С.Н.Шевердин.
Питейная традиция и современная цивилизация
4. Алкоголь и питейная традиция в контексте первых шагов культурогенеза
4.5. Благотворность и коварство обычаев
Я уже писал, что наиболее убедительной - и к тому же наиболее операциональной для исследования питейной традиции - я считаю трактовку культуры как адаптивно- адаптирующей универсальной системы. Соответственно этому интерпретируются и обычаи - как выработанные первобытными человеческими коллективами новые стереотипы поведения взамен инстинктов, которые не могли уже регулировать поведение в изменившихся условиях. Эластичность адаптации к среде с помощью набора содержащихся в генотипе инстинктов крайне незначительна и консервативна. Разные скорости изменчивости видов и среды - особенно в периоды нередких природных катаклизмов - не однократно приводили к тому, что инстинкты, обеспечивающие жизнеспособность популяций, превращались в свою противоположность, становясь источником их гибели. Эволюционисты, антропологи предполагают, что неандертальская ветвь пралюдей исчезла именно потому, что не смогла изжить некоторые инстинкты - в частности, внутривидовую агрессивность, внутриплеменной каннибализм, не смогла выработать стереотипы человеческого сотрудничества, которые и помогли выжить кроманьонцам, нашим предкам. У них сложилась надбиологическая (по Л. Уайту, "надсоматическая") система адаптации, намного более эластичная и "скоростная", включавшая обычаи первобытной кооперации для самозащиты от хищников, от "чужих", для добывания средств существования, изготовления орудий, а также систему обязываний к соблюдению некоторых охранительных правил и запретов ( табу) .

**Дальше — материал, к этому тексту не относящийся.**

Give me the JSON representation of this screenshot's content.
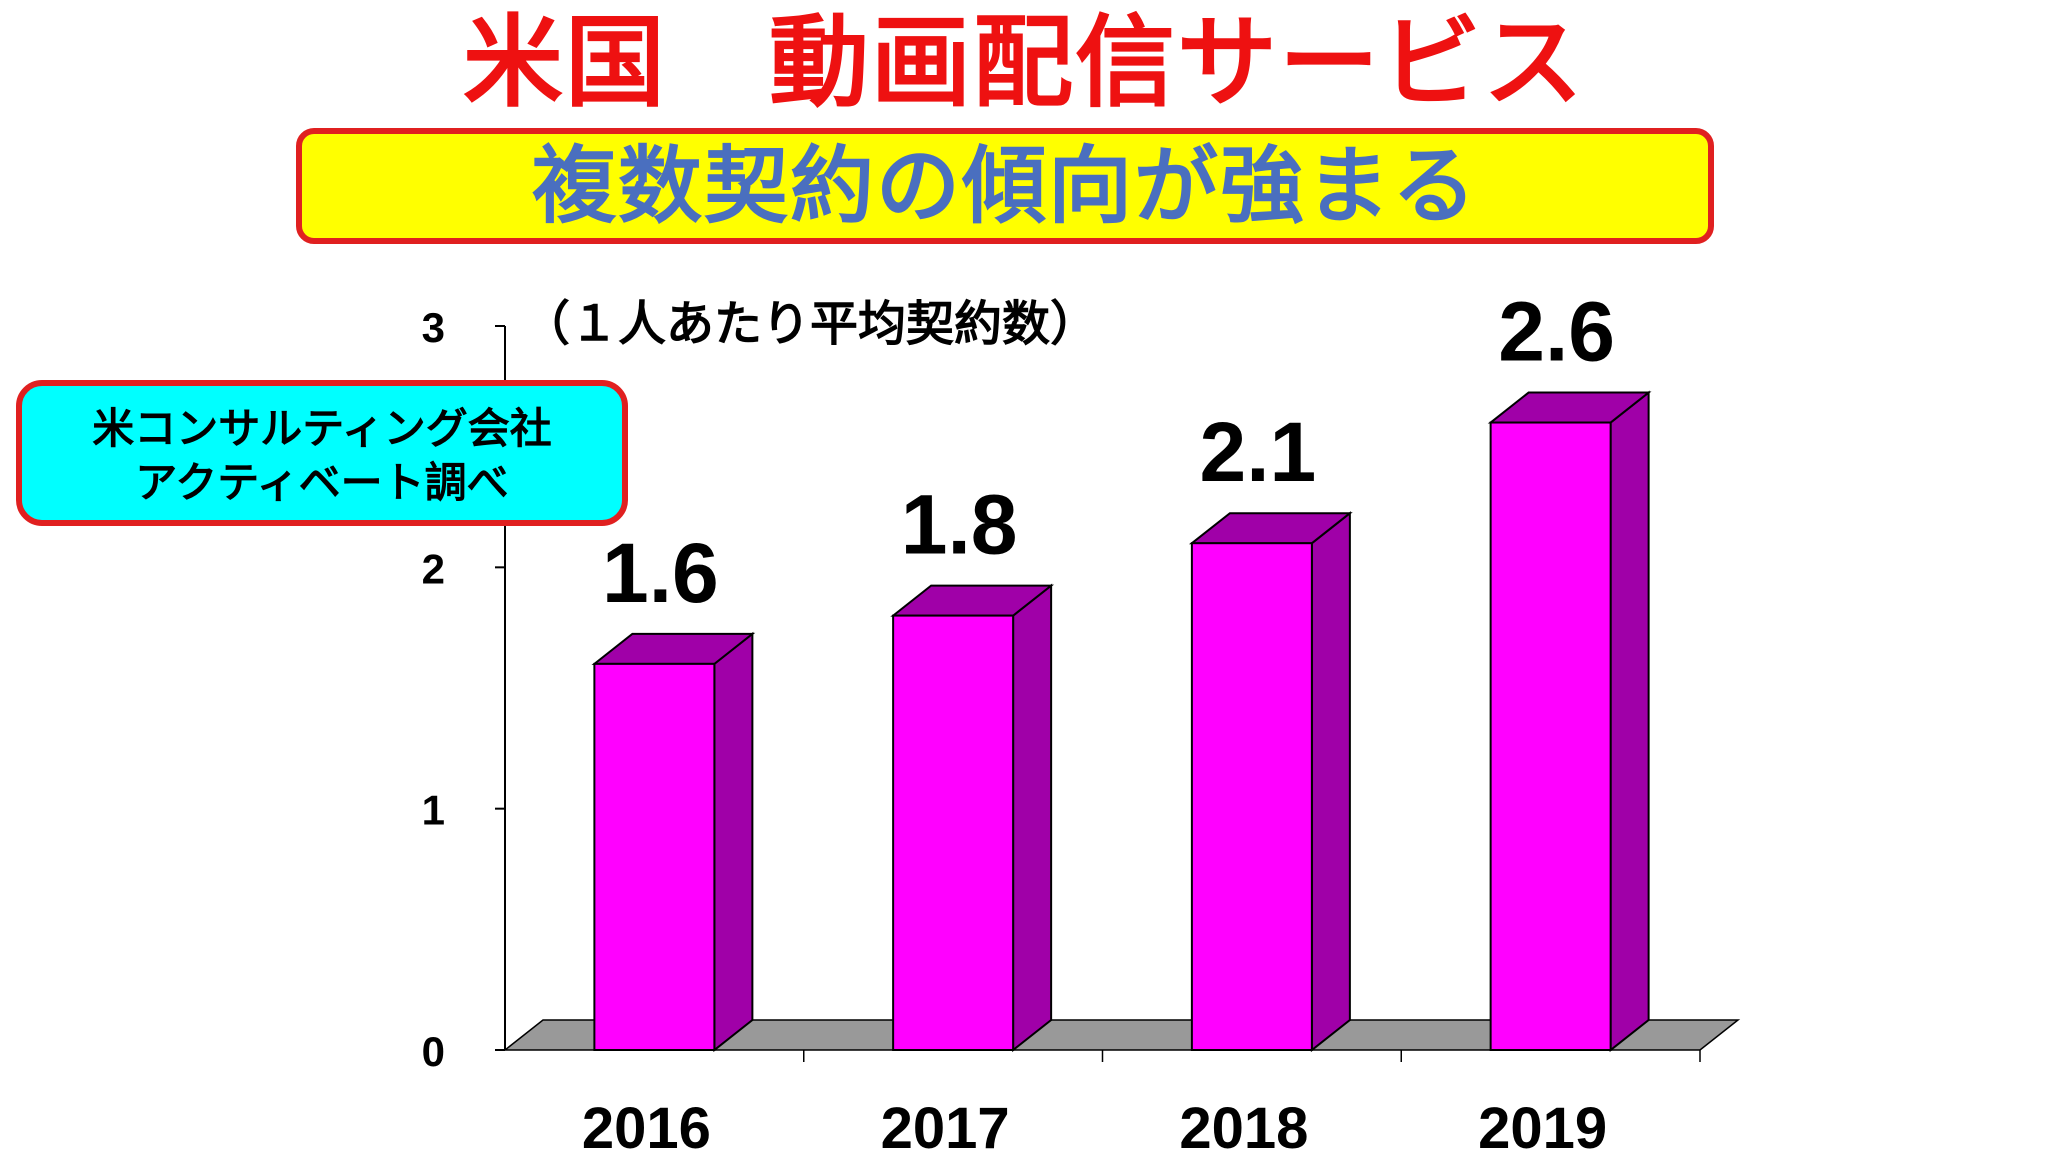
{
  "title": "米国　動画配信サービス",
  "subtitle": "複数契約の傾向が強まる",
  "source_note": {
    "line1": "米コンサルティング会社",
    "line2": "アクティベート調べ"
  },
  "colors": {
    "title": "#ee1111",
    "subtitle_text": "#4a6fbf",
    "subtitle_bg": "#ffff00",
    "source_bg": "#00ffff",
    "box_border": "#e02020",
    "bar_front": "#ff00ff",
    "bar_side": "#a000a8",
    "floor": "#999999"
  },
  "chart_data": {
    "type": "bar",
    "title": "",
    "xlabel": "",
    "ylabel": "（１人あたり平均契約数）",
    "categories": [
      "2016",
      "2017",
      "2018",
      "2019"
    ],
    "values": [
      1.6,
      1.8,
      2.1,
      2.6
    ],
    "value_labels": [
      "1.6",
      "1.8",
      "2.1",
      "2.6"
    ],
    "ylim": [
      0,
      3
    ],
    "yticks": [
      "0",
      "1",
      "2",
      "3"
    ],
    "style": "3d",
    "grid": false,
    "legend": "none"
  }
}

Будучи не биологической и надбиологической, эта система адаптации автоматически стала анти-, или абиологической. И это был еще крохотный росток, из которого развилось такое растение- хищник в виде производящей вредности индустрии, по сравнению с которым кровожадные орхидеи из рассказа Уэллса выглядят нежными фиалками.
Антибиологический характер обычного (обрядового) регулирования особенно наглядно проявился в пищевых (то есть и в питьевых) обязывающих и запретительных предписаниях. Причем эти регулирующие нормы носили преимущественно не биологический (собственно пищевой) характер, а сверхбиологический, смысловой. Да и сами трапезы, помимо утоления голода и жажды, означали приобщение к своему кругу ( роду) - при этом неприобщенные к трапезе и питью из большого общего сосуда (того, что позднее у славян, например, называлась круговой чашей, братиной) самим фактом неприобщения отбрасывались в разряд чужих - тех, "с кем мы не пили и не ели" (кстати, очень похоже на психологию "пивного братства" завсегдатаев пивных, компаний собутыльников). Наделение приема пищи и питья не пищевыми, символическими значениями, уже предписывало, в частности, и почитание опьяняющих напитков, доходившее , как уже говорилось, до их обоготворения. Обычай становился носителем вреда, вредоносным, вредным, оставаясь почитаемым.
Это общее явление. О его закономерном характере говорят и многие странности в питании нынешних примитивных народностей и племен. К примеру, среди населения Сахели детям запрещено есть яйца (обоснование - долго не научатся говорить), рыбу (отстанут в умственном развитии), беременным и кормящим женщинам - овощи и фрукты (174; 9).